これは私が姉と二人暮らしをしていたときの話です。
私は少し霊感があり、たまに霊が見えたり声が聞こえるということがたびたびあったのですが、その日は寝坊をしてしまい急いで学校に行く準備をして家を出ました。
玄関に鍵をかけてエレベーターに向かおうとすると「待って」と若い女性の声がしました。
声はうちの玄関の方から聞こえたので私はてっきり姉かと思い、もう一度玄関を開けて「どうしたの?急いでるんだけど!」と姉に言ったのですが返事がなく、姉の部屋まで行くと、姉はもう出勤していて誰もいなかったのです。
空耳だと自分に言い聞かせまたエレベーターに乗り、下の階につきエレベーターを出ようとした瞬間「ねぇ」と私しか乗っていなかったはずのエレベーターから声がしたのです。

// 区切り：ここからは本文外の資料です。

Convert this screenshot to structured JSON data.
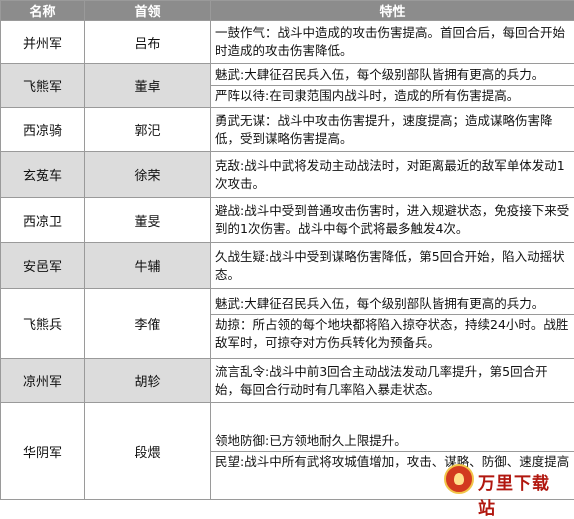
{
  "header": {
    "col_name": "名称",
    "col_leader": "首领",
    "col_trait": "特性"
  },
  "rows": [
    {
      "name": "并州军",
      "leader": "吕布",
      "traits": [
        "一鼓作气：战斗中造成的攻击伤害提高。首回合后，每回合开始时造成的攻击伤害降低。"
      ]
    },
    {
      "name": "飞熊军",
      "leader": "董卓",
      "traits": [
        "魅武:大肆征召民兵入伍，每个级别部队皆拥有更高的兵力。",
        "严阵以待:在司隶范围内战斗时，造成的所有伤害提高。"
      ]
    },
    {
      "name": "西凉骑",
      "leader": "郭汜",
      "traits": [
        "勇武无谋：战斗中攻击伤害提升，速度提高；造成谋略伤害降低，受到谋略伤害提高。"
      ]
    },
    {
      "name": "玄菟车",
      "leader": "徐荣",
      "traits": [
        "克敌:战斗中武将发动主动战法时，对距离最近的敌军单体发动1次攻击。"
      ]
    },
    {
      "name": "西凉卫",
      "leader": "董旻",
      "traits": [
        "避战:战斗中受到普通攻击伤害时，进入规避状态，免疫接下来受到的1次伤害。战斗中每个武将最多触发4次。"
      ]
    },
    {
      "name": "安邑军",
      "leader": "牛辅",
      "traits": [
        "久战生疑:战斗中受到谋略伤害降低，第5回合开始，陷入动摇状态。"
      ]
    },
    {
      "name": "飞熊兵",
      "leader": "李傕",
      "traits": [
        "魅武:大肆征召民兵入伍，每个级别部队皆拥有更高的兵力。",
        "劫掠：所占领的每个地块都将陷入掠夺状态，持续24小时。战胜敌军时，可掠夺对方伤兵转化为预备兵。"
      ]
    },
    {
      "name": "凉州军",
      "leader": "胡轸",
      "traits": [
        "流言乱令:战斗中前3回合主动战法发动几率提升，第5回合开始，每回合行动时有几率陷入暴走状态。"
      ]
    },
    {
      "name": "华阴军",
      "leader": "段煨",
      "traits": [
        "领地防御:已方领地耐久上限提升。",
        "民望:战斗中所有武将攻城值增加，攻击、谋略、防御、速度提高"
      ]
    }
  ],
  "watermark": {
    "text": "万里下载站"
  }
}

私は反射的にエレベーターの方を見ようとした途中でこれは霊だと気がつきました。
目は合っていませんが、私の視界の端には若い女性が笑っている姿がうつっていました。
これ以上見たらやばいと思い、走ってマンションを出ました。
それからエレベーターには怖くて乗れなくなってしまいましたが、そのマンションに住んでいる間は嫌な視線を感じたり、物音が気になったりすることが多々あり付きまとわれている感じでした。
それがきっかけで引っ越してからは心霊現象もなくなったので、地縛霊かなにかだったのかな、と今でも思い出してゾッとします。